I guess I’m just looking for your opinion on how aggressively I need to address this, or if just being aware is enough. If it’s not serious enough that it’s going to cause me further damage, and just being aware is enough, then I’m good to go! I don’t have any competitive intention, but I do enjoy pushing myself and don’t want to take time off from self-inflicted injury if avoidable.

2 Likes

@TrainForPain
Great video. You could not have shot that any better. It is very helpful.

  1. Noisy joints, in general, are not too concerning unless there is pain or discomfort associated with it. However, it is worth looking at since it has your attention.
  2. The history is very helpful too. We know there is impeded nerve function on the Left, so that makes me look at how your body compensates for that - it always will!
  3. You have great control, and I noted only one rep that you let the bar dip on the right; otherwise, you are very conscious and controlled.
  4. You are right about the pelvis/hips - note the pictures below.

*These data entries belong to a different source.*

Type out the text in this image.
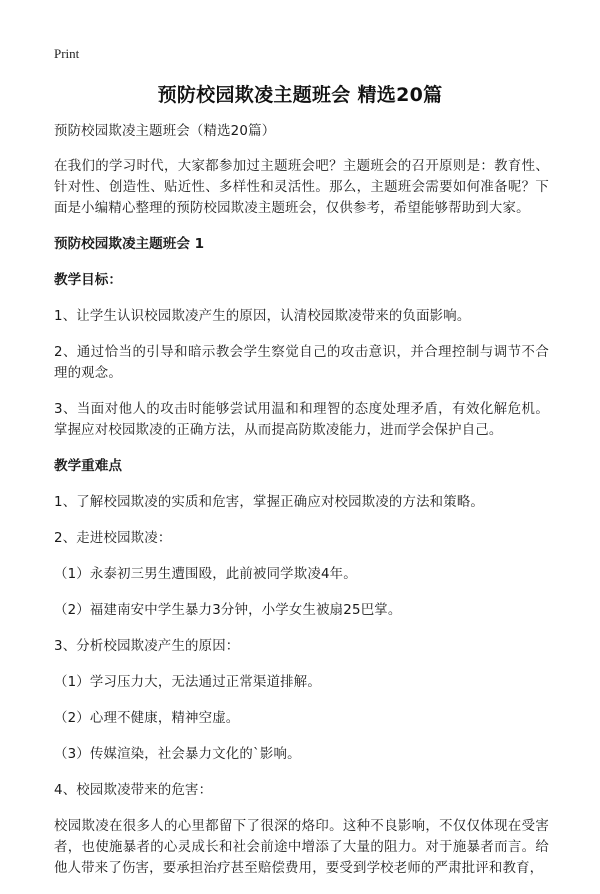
Print
预防校园欺凌主题班会 精选20篇
预防校园欺凌主题班会（精选20篇）
在我们的学习时代，大家都参加过主题班会吧？主题班会的召开原则是：教育性、针对性、创造性、贴近性、多样性和灵活性。那么，主题班会需要如何准备呢？下面是小编精心整理的预防校园欺凌主题班会，仅供参考，希望能够帮助到大家。
预防校园欺凌主题班会 1
教学目标：
1、让学生认识校园欺凌产生的原因，认清校园欺凌带来的负面影响。
2、通过恰当的引导和暗示教会学生察觉自己的攻击意识，并合理控制与调节不合理的观念。
3、当面对他人的攻击时能够尝试用温和和理智的态度处理矛盾，有效化解危机。掌握应对校园欺凌的正确方法，从而提高防欺凌能力，进而学会保护自己。
教学重难点
1、了解校园欺凌的实质和危害，掌握正确应对校园欺凌的方法和策略。
2、走进校园欺凌：
（1）永泰初三男生遭围殴，此前被同学欺凌4年。
（2）福建南安中学生暴力3分钟，小学女生被扇25巴掌。
3、分析校园欺凌产生的原因：
（1）学习压力大，无法通过正常渠道排解。
（2）心理不健康，精神空虚。
（3）传媒渲染，社会暴力文化的`影响。
4、校园欺凌带来的危害：
校园欺凌在很多人的心里都留下了很深的烙印。这种不良影响，不仅仅体现在受害者，也使施暴者的心灵成长和社会前途中增添了大量的阻力。对于施暴者而言。给他人带来了伤害，要承担治疗甚至赔偿费用，要受到学校老师的严肃批评和教育，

However, you do a great job of consciously compensating. Note the Left lower pelvis and the bar as well. This is your second repetition.
    Second Rep
    At this point, your knees are almost parallel in their movement. However the last repetition, things change…
  5. This is where a little fatigue shows the real compensation. The right knee’s tibial angle increases greatly while the Left does not change. I suspect your Left is at its near-end range of motion (either foot/ankle or knee), and the mild neuromuscular weakness you know already forces the Right knee to compensate to keep the bar level. Normally I love the ability for a great tibial angle where the knee can drift over the toes, but not in this case. Under load, the shearing force here is huge through the knee, especially since your load is very off-center and asymmetrical - not balanced through your center of gravity between both legs now. This will greatly accelerate the wear/tear of the Right knee and its degeneration.

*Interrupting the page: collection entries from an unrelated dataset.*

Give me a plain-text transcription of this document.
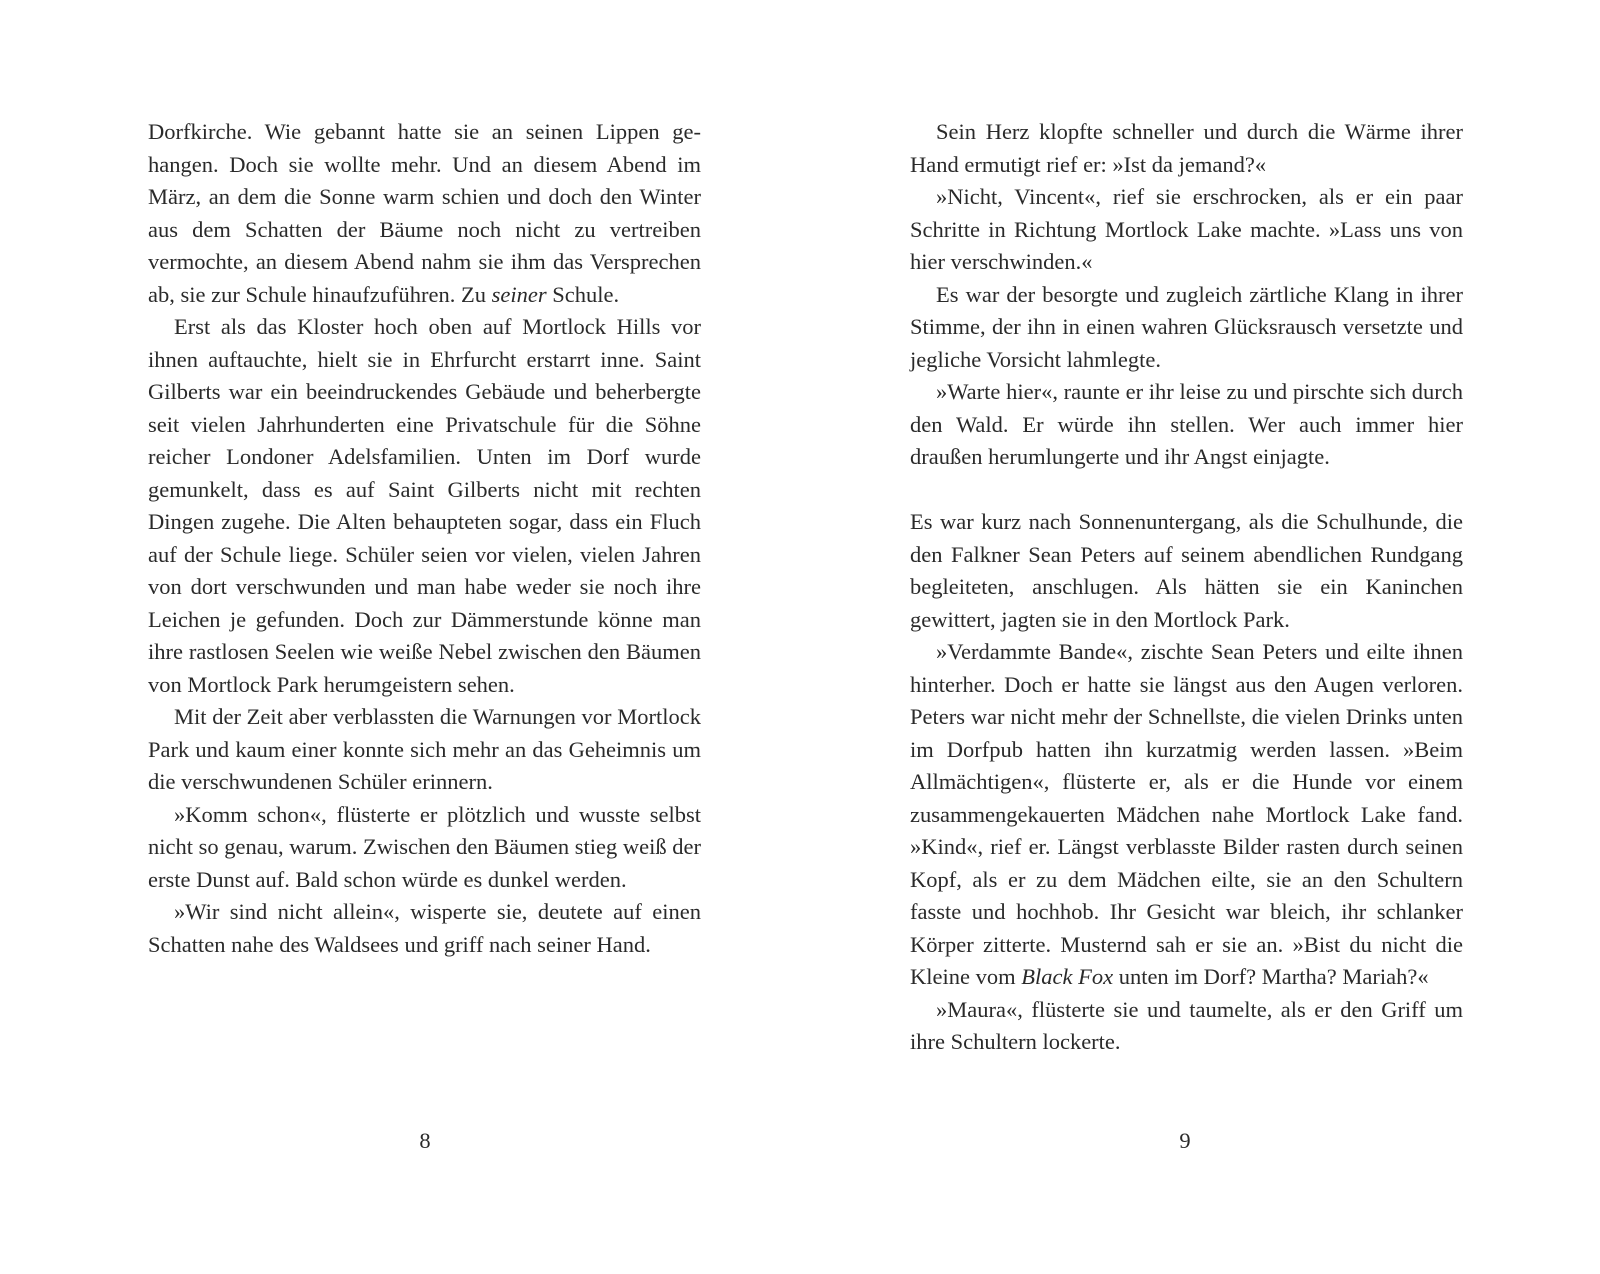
Dorfkirche. Wie gebannt hatte sie an seinen Lippen gehangen. Doch sie wollte mehr. Und an diesem Abend im März, an dem die Sonne warm schien und doch den Winter aus dem Schatten der Bäume noch nicht zu vertreiben vermochte, an diesem Abend nahm sie ihm das Versprechen ab, sie zur Schule hinaufzuführen. Zu seiner Schule.

Erst als das Kloster hoch oben auf Mortlock Hills vor ihnen auftauchte, hielt sie in Ehrfurcht erstarrt inne. Saint Gilberts war ein beeindruckendes Gebäude und beherbergte seit vielen Jahrhunderten eine Privatschule für die Söhne reicher Londoner Adelsfamilien. Unten im Dorf wurde gemunkelt, dass es auf Saint Gilberts nicht mit rechten Dingen zugehe. Die Alten behaupteten sogar, dass ein Fluch auf der Schule liege. Schüler seien vor vielen, vielen Jahren von dort verschwunden und man habe weder sie noch ihre Leichen je gefunden. Doch zur Dämmerstunde könne man ihre rastlosen Seelen wie weiße Nebel zwischen den Bäumen von Mortlock Park herumgeistern sehen.

Mit der Zeit aber verblassten die Warnungen vor Mortlock Park und kaum einer konnte sich mehr an das Geheimnis um die verschwundenen Schüler erinnern.

»Komm schon«, flüsterte er plötzlich und wusste selbst nicht so genau, warum. Zwischen den Bäumen stieg weiß der erste Dunst auf. Bald schon würde es dunkel werden.

»Wir sind nicht allein«, wisperte sie, deutete auf einen Schatten nahe des Waldsees und griff nach seiner Hand.

8

Sein Herz klopfte schneller und durch die Wärme ihrer Hand ermutigt rief er: »Ist da jemand?«

»Nicht, Vincent«, rief sie erschrocken, als er ein paar Schritte in Richtung Mortlock Lake machte. »Lass uns von hier verschwinden.«

Es war der besorgte und zugleich zärtliche Klang in ihrer Stimme, der ihn in einen wahren Glücksrausch versetzte und jegliche Vorsicht lahmlegte.

»Warte hier«, raunte er ihr leise zu und pirschte sich durch den Wald. Er würde ihn stellen. Wer auch immer hier draußen herumlungerte und ihr Angst einjagte.

Es war kurz nach Sonnenuntergang, als die Schulhunde, die den Falkner Sean Peters auf seinem abendlichen Rundgang begleiteten, anschlugen. Als hätten sie ein Kaninchen gewittert, jagten sie in den Mortlock Park.

»Verdammte Bande«, zischte Sean Peters und eilte ihnen hinterher. Doch er hatte sie längst aus den Augen verloren. Peters war nicht mehr der Schnellste, die vielen Drinks unten im Dorfpub hatten ihn kurzatmig werden lassen. »Beim Allmächtigen«, flüsterte er, als er die Hunde vor einem zusammengekauerten Mädchen nahe Mortlock Lake fand. »Kind«, rief er. Längst verblasste Bilder rasten durch seinen Kopf, als er zu dem Mädchen eilte, sie an den Schultern fasste und hochhob. Ihr Gesicht war bleich, ihr schlanker Körper zitterte. Musternd sah er sie an. »Bist du nicht die Kleine vom Black Fox unten im Dorf? Martha? Mariah?«

»Maura«, flüsterte sie und taumelte, als er den Griff um ihre Schultern lockerte.

9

So, to answer your question, “how aggressively” should you address this. The answer is somewhat determined by a few questions like what your goals are with your fitness, are you doing competitive loaded movements and such. At a basic level, I’d address it aggressively just from a functional standpoint. It may mean simply re-acquiring the range of motion on the Left and training the neuromuscular patterns with the improved ROM. In the meantime, limit the ROM and the asymmetry in knee ROM. Also, when the fatigue from the reps exceeds your ability to control the Right knee angle, that’s your last rep for the set.

If you want to take this to the next step, shoot me a video and show the following. (Both legs)

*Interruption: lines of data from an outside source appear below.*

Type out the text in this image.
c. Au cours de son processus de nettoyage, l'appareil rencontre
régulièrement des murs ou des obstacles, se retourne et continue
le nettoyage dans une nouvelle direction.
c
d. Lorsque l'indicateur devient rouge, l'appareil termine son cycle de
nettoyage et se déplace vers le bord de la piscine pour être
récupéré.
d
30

  1. Deep forward lunge with how far your knee can go over your toes without discomfort. I want to see the knee and ankle motion on a profile (perpendicular to your body)
  2. Make the same lunge but from directly in front.
  3. Do one set with your lifting shoes on and one barefoot.

After that, we can go one more step to identifying specifics for you.

Thanks for your post! - Doc

5 Likes

Wow! What a great write up! Thank you for doing this.

@Dr_Grove_Higgins this is terrific - thank you so much!
Everything you described makes complete sense, and my right knee feels much worse than the left these days.

For goals, I’m not competitive per se, but I’m extraordinarily competitive with myself and I like pushing it in the gym.

I’ll get the lunge videos - do you want them weighted or unweighted?

I’ll try to explain what I’m feeling once I send the videos, but I always have trouble answering the discomfort question; I don’t really “feel” things until later. I have trouble assessing when a rep was my last good one for the same reason, but I can probably solve that with more consistent filming. I’ll have go figure out a setup without my beautiful assistant (we’re rarely on the same schedule/ willing to disrupt one another’s plan).

Thank you for the incredible review!

Great! Unweighted - point to areas where you have pain or restriction in the video when you experience it. Gives extra info.

This is definitely were having a training buddy who can you can train to give you objective feedback is super helpful.